After some code changes (see eedcc4d), this is the GC output for your code, with the original 4 loop cycles set.

➤ GODEBUG=gctrace=1 ./debug
gc 1 @0.001s 2%: 0.019+0.24+0.007 ms clock, 0.15+0.15/0.16/0.036+0.060 ms cpu, 25->25->25 MB, 25 MB goal, 0 MB stacks, 0 MB globals, 8 P
gc 2 @0.128s 0%: 0.029+0.10+0.003 ms clock, 0.23+0.059/0.075/0+0.029 ms cpu, 49->50->50 MB, 50 MB goal, 0 MB stacks, 0 MB globals, 8 P
gc 3 @1.249s 0%: 0.017+0.35+0.006 ms clock, 0.14+0.032/0.13/0+0.053 ms cpu, 97->97->65 MB, 100 MB goal, 0 MB stacks, 0 MB globals, 8 P
gc 4 @1.673s 0%: 0.020+0.41+0.006 ms clock, 0.16+0.031/0.16/0+0.053 ms cpu, 127->127->65 MB, 130 MB goal, 0 MB stacks, 0 MB globals, 8 P
gc 5 @3.170s 0%: 0.020+0.32+0.006 ms clock, 0.16+0.032/0.089/0+0.054 ms cpu, 127->130->34 MB, 130 MB goal, 0 MB stacks, 0 MB globals, 8 P
gc 6 @3.172s 0%: 0.010+0.35+0.007 ms clock, 0.083+0.023/0.10/0+0.057 ms cpu, 65->65->65 MB, 68 MB goal, 0 MB stacks, 0 MB globals, 8 P
gc 7 @4.460s 0%: 0.015+0.34+0.006 ms clock, 0.12+0.050/0.11/0+0.055 ms cpu, 126->126->65 MB, 130 MB goal, 0 MB stacks, 0 MB globals, 8 P
gc 8 @4.880s 0%: 0.018+0.24+0.008 ms clock, 0.14+0.041/0.055/0.10+0.070 ms cpu, 127->127->65 MB, 130 MB goal, 0 MB stacks, 0 MB globals, 8 P
gc 9 @6.191s 0%: 0.015+0.33+0.004 ms clock, 0.12+0.035/0.11/0+0.033 ms cpu, 127->130->62 MB, 130 MB goal, 0 MB stacks, 0 MB globals, 8 P
gc 10 @7.493s 0%: 0.023+0.35+0.006 ms clock, 0.19+0.032/0.12/0+0.050 ms cpu, 122->122->65 MB, 125 MB goal, 0 MB stacks, 0 MB globals, 8 P
gc 11 @7.932s 0%: 0.021+0.16+0.006 ms clock, 0.16+0.034/0.13/0+0.051 ms cpu, 126->126->65 MB, 130 MB goal, 0 MB stacks, 0 MB globals, 8 P
gc 12 @9.380s 0%: 0.016+0.29+0.004 ms clock, 0.13+0.033/0.10/0+0.035 ms cpu, 126->129->57 MB, 130 MB goal, 0 MB stacks, 0 MB globals, 8 P
gc 13 @10.693s 0%: 0.020+0.29+0.006 ms clock, 0.16+0.037/0.16/0+0.055 ms cpu, 111->111->65 MB, 114 MB goal, 0 MB stacks, 0 MB globals, 8 P
gc 14 @11.155s 0%: 0.023+0.25+0.007 ms clock, 0.19+0.041/0.16/0+0.056 ms cpu, 126->126->65 MB, 130 MB goal, 0 MB stacks, 0 MB globals, 8 P

This shows a ~70% memory use reduction, and to me indicates no memory leaks across runs. If you think this is reasonable, I'll close this issue and make a new release. Otherwise let me know where you think further issues are.
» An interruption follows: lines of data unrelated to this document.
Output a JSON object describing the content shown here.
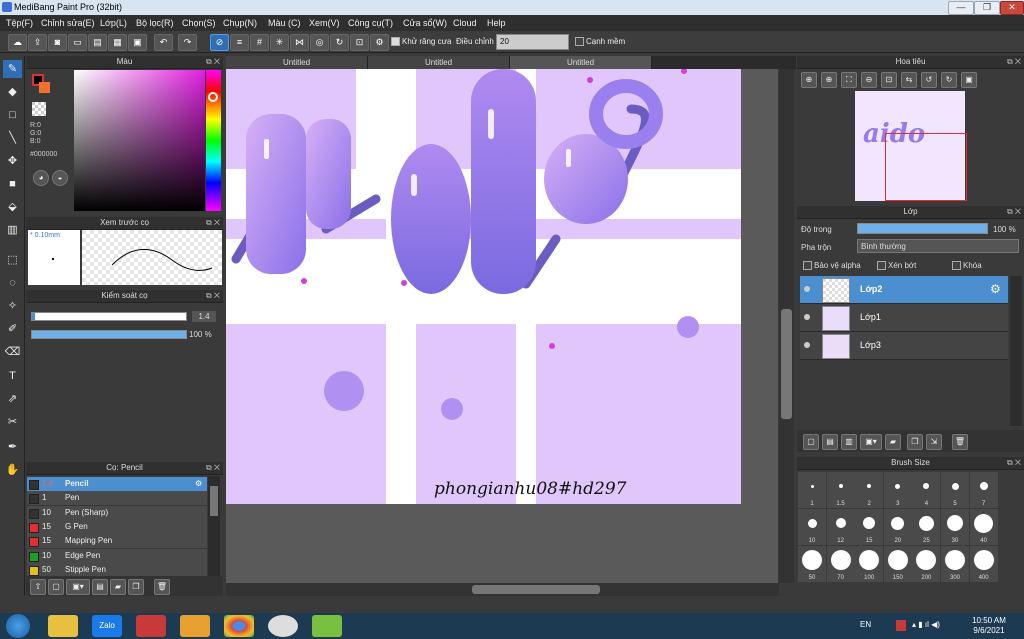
{
  "window": {
    "title": "MediBang Paint Pro (32bit)",
    "min": "—",
    "max": "❐",
    "close": "✕"
  },
  "menu": [
    "Tệp(F)",
    "Chỉnh sửa(E)",
    "Lớp(L)",
    "Bộ lọc(R)",
    "Chọn(S)",
    "Chụp(N)",
    "Màu (C)",
    "Xem(V)",
    "Công cụ(T)",
    "Cửa sổ(W)",
    "Cloud",
    "Help"
  ],
  "toolbar": {
    "antialias_label": "Khử răng cưa",
    "adjust_label": "Điều chỉnh",
    "adjust_value": "20",
    "edge_label": "Cạnh mềm"
  },
  "tabs": [
    "Untitled",
    "Untitled",
    "Untitled"
  ],
  "color_panel": {
    "title": "Màu",
    "rgb": [
      "R:0",
      "G:0",
      "B:0"
    ],
    "hex": "#000000"
  },
  "brush_preview": {
    "title": "Xem trước cọ",
    "size_label": "* 0.10mm"
  },
  "brush_control": {
    "title": "Kiểm soát cọ",
    "size_value": "1.4",
    "opacity_value": "100 %"
  },
  "brush_list": {
    "title": "Cọ: Pencil",
    "items": [
      {
        "size": "1.4",
        "name": "Pencil",
        "color": "#333333"
      },
      {
        "size": "1",
        "name": "Pen",
        "color": "#333333"
      },
      {
        "size": "10",
        "name": "Pen (Sharp)",
        "color": "#333333"
      },
      {
        "size": "15",
        "name": "G Pen",
        "color": "#e03030"
      },
      {
        "size": "15",
        "name": "Mapping Pen",
        "color": "#e03030"
      },
      {
        "size": "10",
        "name": "Edge Pen",
        "color": "#20a020"
      },
      {
        "size": "50",
        "name": "Stipple Pen",
        "color": "#e0c020"
      }
    ]
  },
  "navigator": {
    "title": "Hoa tiêu"
  },
  "layer_panel": {
    "title": "Lớp",
    "opacity_label": "Độ trong",
    "opacity_value": "100 %",
    "blend_label": "Pha trộn",
    "blend_value": "Bình thường",
    "protect_alpha": "Bảo vệ alpha",
    "clipping": "Xén bớt",
    "lock": "Khóa",
    "layers": [
      {
        "name": "Lớp2"
      },
      {
        "name": "Lớp1"
      },
      {
        "name": "Lớp3"
      }
    ]
  },
  "brush_size": {
    "title": "Brush Size",
    "sizes": [
      "1",
      "1.5",
      "2",
      "3",
      "4",
      "5",
      "7",
      "10",
      "12",
      "15",
      "20",
      "25",
      "30",
      "40",
      "50",
      "70",
      "100",
      "150",
      "200",
      "300",
      "400"
    ]
  },
  "artwork": {
    "signature": "phongianhu08#hd297"
  },
  "taskbar": {
    "lang": "EN",
    "time": "10:50 AM",
    "date": "9/6/2021"
  }
}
tfuxu commented 10 months ago

Yep, it looks reasonable to me. Thanks for fixing this! I'll be testing those changes with goroutines and some multi-threaded code in my python bindings, so if I find some more issues, I'll let you know later.

makew0rld commented 10 months ago

The latest release, v2.4.0, incorporates this change.